Sports-related services are organised not only by REI-registered institutions but also by other entities such as non-REI registered associations licensed by local municipalities. In practice, VAT is exempt on fees for accommodation for children in a camp, not accommodation for children in recreational and sports camps.

The proposals exempt VAT on fees for entering sports competitions charged by registered associations and foundations, as well as on fees for sports classes (regardless of the type of sport) offered by such associations and foundations to persons going in for sports if such competitions and classes are organised for any purpose other than gaining extra income. The proposals no longer place an age restriction on persons going in for sports with exempt fees. The proposals also exempt VAT on fees for accommodation for children in camps that are organised and run according to the law on education.

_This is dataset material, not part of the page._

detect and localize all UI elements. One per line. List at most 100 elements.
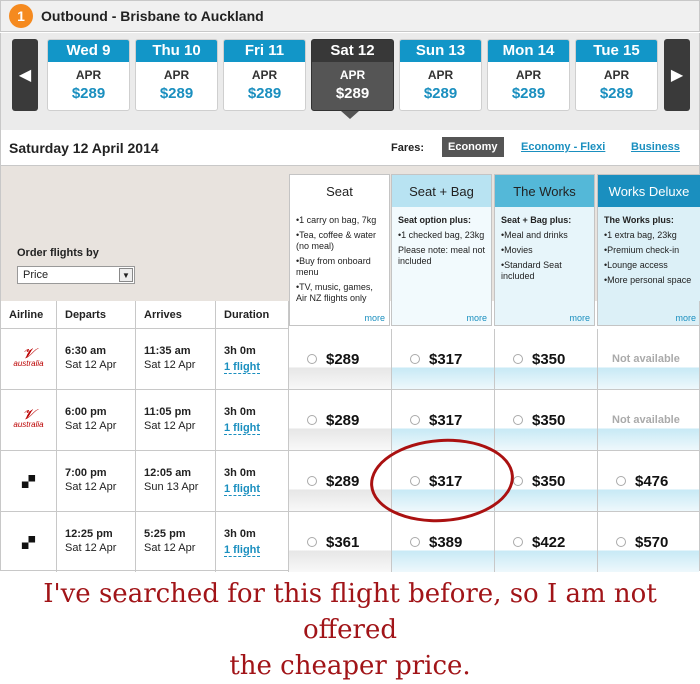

The VAT registration threshold

To simplify the VAT scheme and ease the administrative burden on small businesses, the VAT Act permits a domestic taxable person not to register for Latvian VAT if his total taxable supplies of goods and services did not exceed EUR 40,000 in the last 12 months.

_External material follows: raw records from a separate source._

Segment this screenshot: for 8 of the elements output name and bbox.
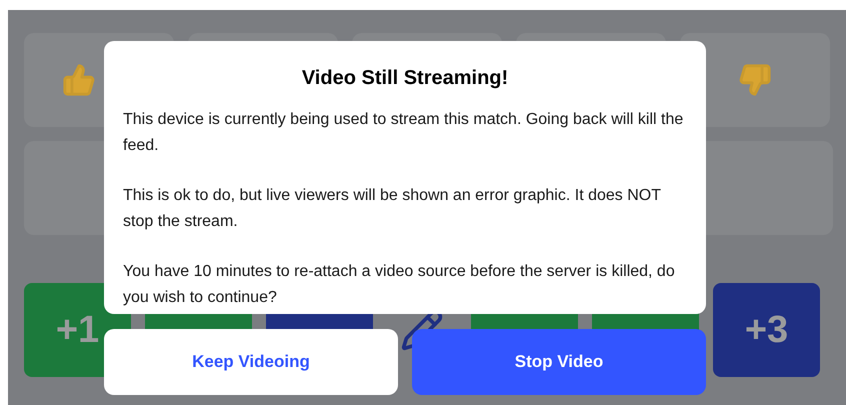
dialog-paragraph: This is ok to do, but live viewers will be shown an error graphic. It does NOT stop the stream. [123, 186, 662, 232]
stop-video-button[interactable]: Stop Video [412, 329, 706, 395]
thumbs-down-icon [738, 63, 772, 97]
dialog-title: Video Still Streaming! [300, 66, 510, 91]
score-button[interactable]: +3 [713, 283, 820, 377]
dialog-paragraph: This device is currently being used to stream this match. Going back will kill the feed. [123, 110, 684, 156]
thumbs-up-icon [62, 63, 96, 97]
keep-videoing-button[interactable]: Keep Videoing [104, 329, 398, 395]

Inflation is pushing up business revenues as well as the prices of goods and services. Raising the VAT registration threshold to EUR 50,000 would mitigate the consequences of inflation for small businesses and meet the goal of this exemption – to ease the administrative burden of VAT compliance.

Taxable persons may still continue to register for Latvian VAT whether or not the threshold is exceeded and to recover input tax on goods and services they acquire to make taxable supplies.

Luxury executive vehicle (LEV) maintenance expenses

Because the depreciated cost of a motor vehicle (including an LEV) in long-term use shrinks and running expenses go up, proposals for amending the Corporate Income Tax (CIT) Act prescribe a 60-month period after which the registered owner or possessor of an LEV can treat its fuel and running expenses as business expenses. The CIT rules that restrict business expenses on LEVs are closely linked to the VAT Act’s restriction on input tax recovery, so it was necessary to revise the VAT rules, too.

The proposals for amending the VAT Act make the restriction on input tax recovery applicable to an LEV’s maintenance costs (including repairs and fuel) incurred in a 60-month period counting from the date it was registered in a taxable person’s ownership or possession.

Adjusting input tax on bad debts

Section 105 of the VAT Act permits registered taxable persons to adjust input tax paid on bad debts. The aim is to give a supplier of goods or services the right to deduct his bad-debt input tax from his output tax.

The current rules state that if a supplier’s bad receivable from one customer excluding VAT is less than EUR 430, the registered taxable person can deduct his bad-debt input tax from his output tax after meeting several conditions. If this threshold is reached or exceeded, the taxable person can deduct his bad-debt input tax from his output tax if the conditions are met and if there is a court order on debt recovery from the customer plus a bailiff’s note stating that recovery is impossible. The current rules also provide that business with the supplier must be terminated for six months before the bad-debt input tax can be deducted from the output tax.

To minimise the administrative burden on taxable persons and on the State Revenue Service and to encourage improvements to the business environment, the proposals for amending the VAT Act provide:

  • The ex-VAT bad debt threshold per customer is raised to EUR 1,000 (up from EUR 430).
  • Supplies of goods or services to that customer ended at least three months earlier (down from six months).
  • The supplier of goods or services can report the bad-debt input tax on his current VAT return (this had to be done on the VAT return for March or the first quarter in the following tax year).

The amendments relating to the bad-debt value per customer will affect tax invoices issued on 1 January 2024 or later.